Controle financeiro: por que acesso, escopo e alçada precisam ser tratados como parte do processo

Orbit Gestão

Controle financeiro não significa simplesmente impedir pessoas de acessar informações.

Também não significa exigir aprovação para tudo.

Um bom modelo de governança financeira procura equilibrar três necessidades:

autonomia operacional;

segurança;

rastreabilidade.

Quando uma dessas dimensões domina completamente as outras, o processo se torna disfuncional.

Controle excessivo cria gargalos.

Autonomia sem limites cria exposição.

E processos que acontecem fora do sistema eliminam rastreabilidade.

Por isso, regras de acesso e aprovação precisam ser desenhadas com a mesma atenção dedicada ao plano de contas, orçamento ou fluxo de caixa.

Elas fazem parte da arquitetura financeira.

“Acesso ao financeiro” é uma permissão ampla demais

Em estruturas pouco maduras, os acessos costumam funcionar de forma binária.

A pessoa pode entrar no financeiro.

Ou não pode.

Mas a realidade da empresa é muito mais granular.

Uma pessoa pode precisar acessar contas a pagar sem visualizar toda a estrutura financeira.

Outra pode precisar analisar determinado conjunto de fornecedores.

Um gestor pode aprovar despesas da própria área, mas não de outros departamentos.

Uma pessoa pode ter autonomia até determinado valor e depender de aprovação acima desse limite.

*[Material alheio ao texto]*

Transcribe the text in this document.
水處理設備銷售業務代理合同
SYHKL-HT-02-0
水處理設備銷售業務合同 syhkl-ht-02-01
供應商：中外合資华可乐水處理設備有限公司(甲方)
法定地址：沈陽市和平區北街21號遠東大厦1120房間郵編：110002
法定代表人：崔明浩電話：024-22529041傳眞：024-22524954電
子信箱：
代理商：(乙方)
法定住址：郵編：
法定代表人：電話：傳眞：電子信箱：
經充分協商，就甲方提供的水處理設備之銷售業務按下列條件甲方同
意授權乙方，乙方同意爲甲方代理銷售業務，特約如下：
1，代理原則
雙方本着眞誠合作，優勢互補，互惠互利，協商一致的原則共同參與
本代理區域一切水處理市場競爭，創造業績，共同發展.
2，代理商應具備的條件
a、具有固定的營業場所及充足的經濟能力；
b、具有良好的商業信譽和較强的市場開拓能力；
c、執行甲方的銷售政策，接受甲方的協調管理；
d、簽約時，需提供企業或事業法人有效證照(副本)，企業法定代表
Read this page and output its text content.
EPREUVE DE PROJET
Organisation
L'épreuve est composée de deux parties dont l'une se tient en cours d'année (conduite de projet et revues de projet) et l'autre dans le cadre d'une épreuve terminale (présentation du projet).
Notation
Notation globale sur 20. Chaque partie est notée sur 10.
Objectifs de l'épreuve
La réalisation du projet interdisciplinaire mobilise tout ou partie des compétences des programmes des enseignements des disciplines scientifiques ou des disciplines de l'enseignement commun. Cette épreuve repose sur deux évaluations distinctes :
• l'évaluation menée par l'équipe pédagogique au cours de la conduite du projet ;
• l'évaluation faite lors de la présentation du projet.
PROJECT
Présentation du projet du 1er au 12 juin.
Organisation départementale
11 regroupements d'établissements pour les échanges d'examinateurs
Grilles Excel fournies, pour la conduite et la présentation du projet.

Por isso, é importante separar acesso geral de escopo.

No fluxo apresentado no treinamento, existe uma camada de privilégios que define acesso às grandes áreas e uma camada adicional que restringe as dimensões dentro dessas áreas.

Essa distinção muda a governança.

Privilégio responde “onde pode entrar?”

A primeira camada pode definir que determinada função tem acesso a contas a pagar.

Isso estabelece a grande área de atuação.

Mas ainda não determina necessariamente tudo o que essa pessoa pode enxergar ou executar.

É como liberar a entrada em um edifício sem dar a mesma chave para todas as salas.

Essa primeira camada é importante, mas não suficiente.

Escopo responde “o que pode fazer ou visualizar lá dentro?”

A segunda camada permite restringir dimensões específicas.

Uma pessoa pode, por exemplo, trabalhar dentro de contas a pagar, mas ter acesso apenas àquilo que está dentro de um conjunto determinado de fornecedores ou informações.

Essa granularidade reduz a necessidade de escolher entre extremos.

Não é preciso bloquear toda a área apenas porque parte das informações é sensível.

Também não é necessário liberar todo o financeiro apenas porque alguém precisa executar uma tarefa específica.

O escopo cria proporcionalidade.

Valor também pode ser uma dimensão de segurança

Além do tipo de informação, o próprio valor financeiro pode participar da regra.

Isso leva ao conceito de alçada.

Uma pessoa pode possuir autonomia para determinada faixa e depender de outro nível de aprovação quando o compromisso ultrapassa esse limite.

É uma forma de conectar responsabilidade ao impacto econômico.

Não faria sentido exigir o mesmo tratamento para uma compra operacional de baixo valor e para um compromisso que representa uma parcela relevante do caixa.

O fluxo precisa reconhecer essa diferença.

Alçadas reduzem burocracia quando são bem utilizadas

Curiosamente, muita gente associa alçada a burocracia.

Mas uma boa política de alçadas pode fazer exatamente o contrário.

Imagine que toda compra precise ser aprovada pelo diretor financeiro.

Compras de R$ 50.

R$ 200.

R$ 800.

R$ 20 mil.

Na teoria, existe muito controle.

Na prática, o diretor se transforma em um gargalo.

O volume de solicitações pequenas reduz a atenção disponível justamente para as decisões que realmente exigem análise.

Ao definir faixas, a empresa cria autonomia controlada.

Valores menores podem seguir automaticamente ou serem aprovados em níveis operacionais.

Faixas intermediárias podem exigir um gestor.

Valores mais altos podem subir para outro nível.

O treinamento apresenta exatamente essa lógica ao permitir a criação de diferentes regras de alçada.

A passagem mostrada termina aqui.